A neuroscience seminar highlights technologies for brain injuries and vaccine developments.

WEST LAFAYETTE, Ind. — The same technology that helps treat traumatic brain injuries in athletes and soldiers may one day help doctors determine the effectiveness of vaccines on patients.

This technology is among the neuroscience innovations and research in the spotlight as Purdue University’s Center for Paralysis Research and Plexon Neurotechnology Systems present the Seminar for Neurotrauma and Diseases. The seminar series, which runs through April, features speakers from Purdue, Harvard Medical School and the medical industry.

“Purdue has an incredible environment for developing advances in neuroscience and neurotrauma,” said Riyi Shi, the Purdue Mari Hulman George Endowed Professor of Applied Neuroscience in the College of Veterinary Medicine and professor of biomedical engineering. “We have very strong expertise in engineering, veterinary medicine and science. Our collaborative approach brings about unique engineering solutions for modern medical problems.

“Through this Purdue-Plexon alliance, an example of an academic and corporate partnership, the new Seminar of Neurotrauma and Diseases, sponsored by Plexon Neurotechnology Systems, will result in immediate and long-lasting impact for neurotrauma research that will transcend scientific and geographic boundaries.”

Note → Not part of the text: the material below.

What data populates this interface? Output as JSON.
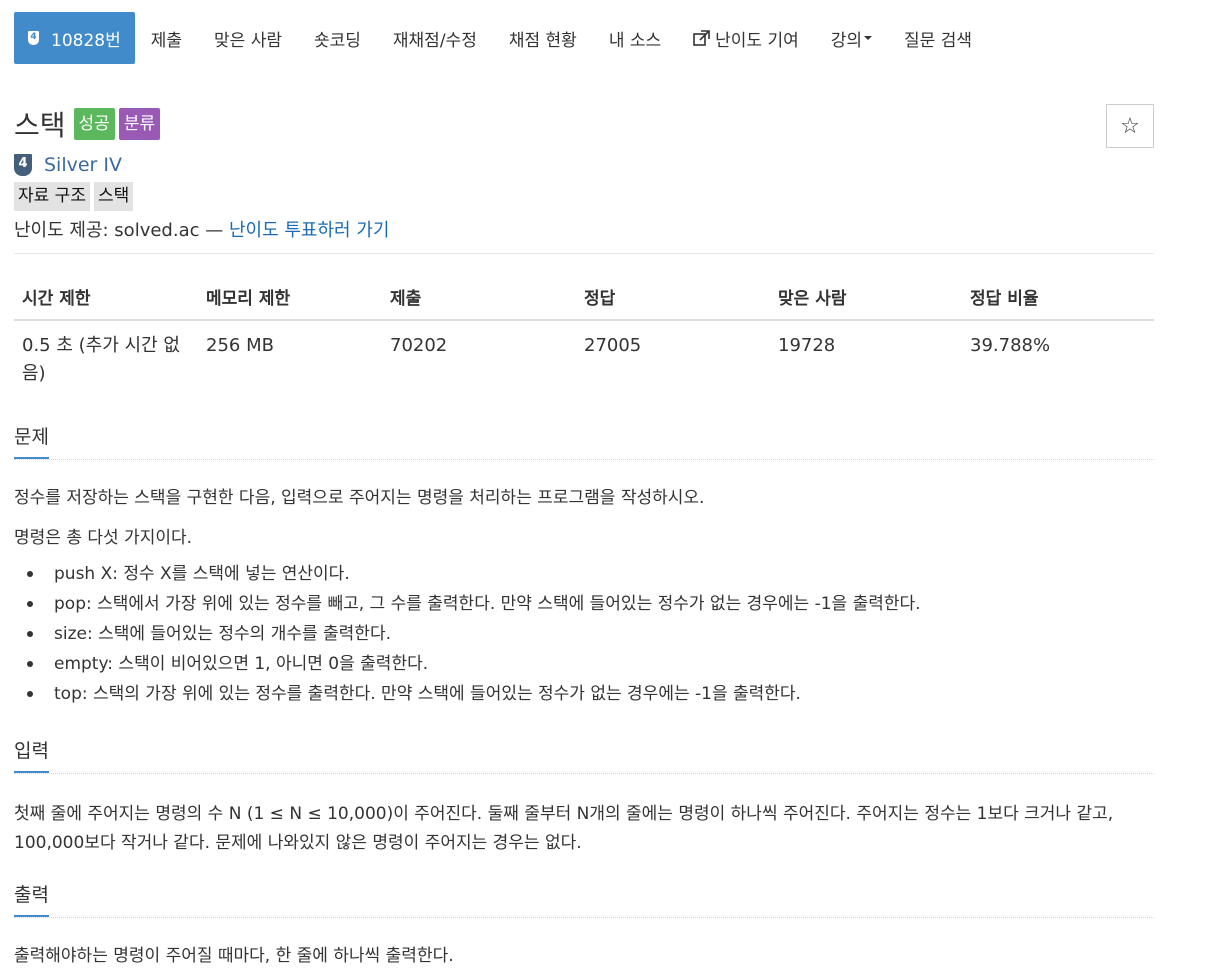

Some of the topics being presented during the seminar series are novel approaches to treating traumatic brain injuries, newly discovered potential biomarkers for neurological diseases and integrative neuroscience techniques for medical imaging.

“The topics for this seminar series are germane to what we do and the equipment we produce,” said Andrew Klein, vice president of sales and marketing at Plexon “We team up with researchers like those at Purdue and work with Purdue’s neuroscience community and Purdue Research Foundation to help answer questions and understand what happens in the brain.”

The seminar series is powered by Purdue’s Center for Paralysis Research, working closely with both the Purdue Institute for Integrative Neuroscience and Purdue Institute for Drug Discovery.

“This series is just another example of how the Center for Paralysis Research is consistently striving to push exciting new basic research ideas to the forefront of modern medicine and beyond, and we are excited to collaborate with industry leaders like Plexon to help accomplish that mission,” Shi said.

Shi is a neuroscience innovator who, along with several Purdue colleagues, has developed a drug that has gained FDA approval for the treatment of multiple sclerosis. Recently, he has discovered a new treatment using a World War II chemical agent antidote. The drug shows success in eliminating toxins in the brain that are linked to Parkinson’s disease.

It is one of several technologies Shi patented with the help of the Purdue Research Foundation Office of Technology Commercialization. This office operates as one of the most comprehensive technology transfer programs among leading research universities in the U.S.